陸舒瑤娥眉半擰,卻未退一步,反而上前攙住了他:“陛下怎麼了?”
她今日穿的夏日衣衫輕薄鬆散,再加上雨後濕潤,黏膩的貼著陸舒瑤那身雪白的肌膚,在黑暗之中透露出朦朧的光澤,像是一種無言無聲的誘惑。
他袖子一拂,陸舒瑤不得不半退兩步。
“元術,讓她滾!”他薄嗬一聲,手撐著麵前的方桌,額頭上的青筋微露。
陸舒瑤被帶了出去。
陸舒瑤出了殿門,隻覺得這人莫名其妙的。
想到前麵匆匆行過的禦醫,她有些擔心,彆是中了什麼毒吧?
“陛下無事吧?”
元術不敢多言,中了春藥這種事情,若是擅自說了出去,他一個腦袋可不夠砍呐!
他看陸舒瑤身上衣服濕了便道:“陸寶林不若移步暖房,先換身衣裳?”
陸舒瑤點點頭,“也好。”
很快宮人們就捧著新的夏杉過來了。
陸舒瑤換了一身衣裳,坐在暖房的矮桌旁,撚弄著鬢邊的發絲,隔著雨幕視線幽幽地向著養心殿的寢臥宮殿。
不知想到了什麼,她嘴邊忽然一笑。
片刻之後,她輕聲喚:“尤嬤嬤,你去幫我叫碗羹湯來吧,我餓了。

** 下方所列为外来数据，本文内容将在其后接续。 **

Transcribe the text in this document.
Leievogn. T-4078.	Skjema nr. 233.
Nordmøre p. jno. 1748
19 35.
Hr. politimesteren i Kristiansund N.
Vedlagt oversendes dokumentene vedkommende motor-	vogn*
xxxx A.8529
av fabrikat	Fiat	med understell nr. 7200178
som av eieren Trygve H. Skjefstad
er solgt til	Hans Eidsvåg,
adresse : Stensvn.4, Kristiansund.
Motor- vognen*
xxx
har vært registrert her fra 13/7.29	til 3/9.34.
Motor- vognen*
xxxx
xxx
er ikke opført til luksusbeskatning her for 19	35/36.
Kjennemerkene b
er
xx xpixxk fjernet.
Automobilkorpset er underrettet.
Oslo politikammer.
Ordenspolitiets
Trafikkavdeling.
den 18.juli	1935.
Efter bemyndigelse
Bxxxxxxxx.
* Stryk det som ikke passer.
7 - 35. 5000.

”
尤嬤嬤進來,給她倒熱茶:“陛下與您生氣了?”
“沒有。”陸舒瑤搖了搖頭。
“要不咱們回玉瑤殿?”尤嬤嬤問。
“不,陛下隻發話讓我來,卻沒說讓我走。”
“可……”尤嬤嬤實在不敢說,剛才她明明聽到了陛下吼的那句“滾”。
“嬤嬤快去幫我叫膳吧。”
“好。”
陸舒瑤換了衣服,又吃了半碗羹湯身上這才暖和起來。
她打了個噴嚏,急得尤嬤嬤又讓人拿了毯子來給她披上。
一夜過去,太醫來了三回,陸舒瑤在暖房將就了一晚。
尤嬤嬤在葉宴臣醒來之前,提前叫醒了陸舒瑤。
“寶林,陛下上朝的時間要到了。”
陸舒瑤坐起來讓她伺候穿衣,然後施施然走到了外麵去。
昨日的雨還未完全停下,隻是變小了許多。
石板路上淅瀝瀝的,空氣中也滿是泥土的芬芳。
陸舒瑤沿著遊廊走到了寢宮。
“陛下,臣妾來服侍您吧。”
她從屏風後唯諾諾的探出頭,帶著幾分像林間小兔的怯意。
葉宴臣扶著床沿的手捏緊,眼神忽明忽暗的看著她。
“你未走?”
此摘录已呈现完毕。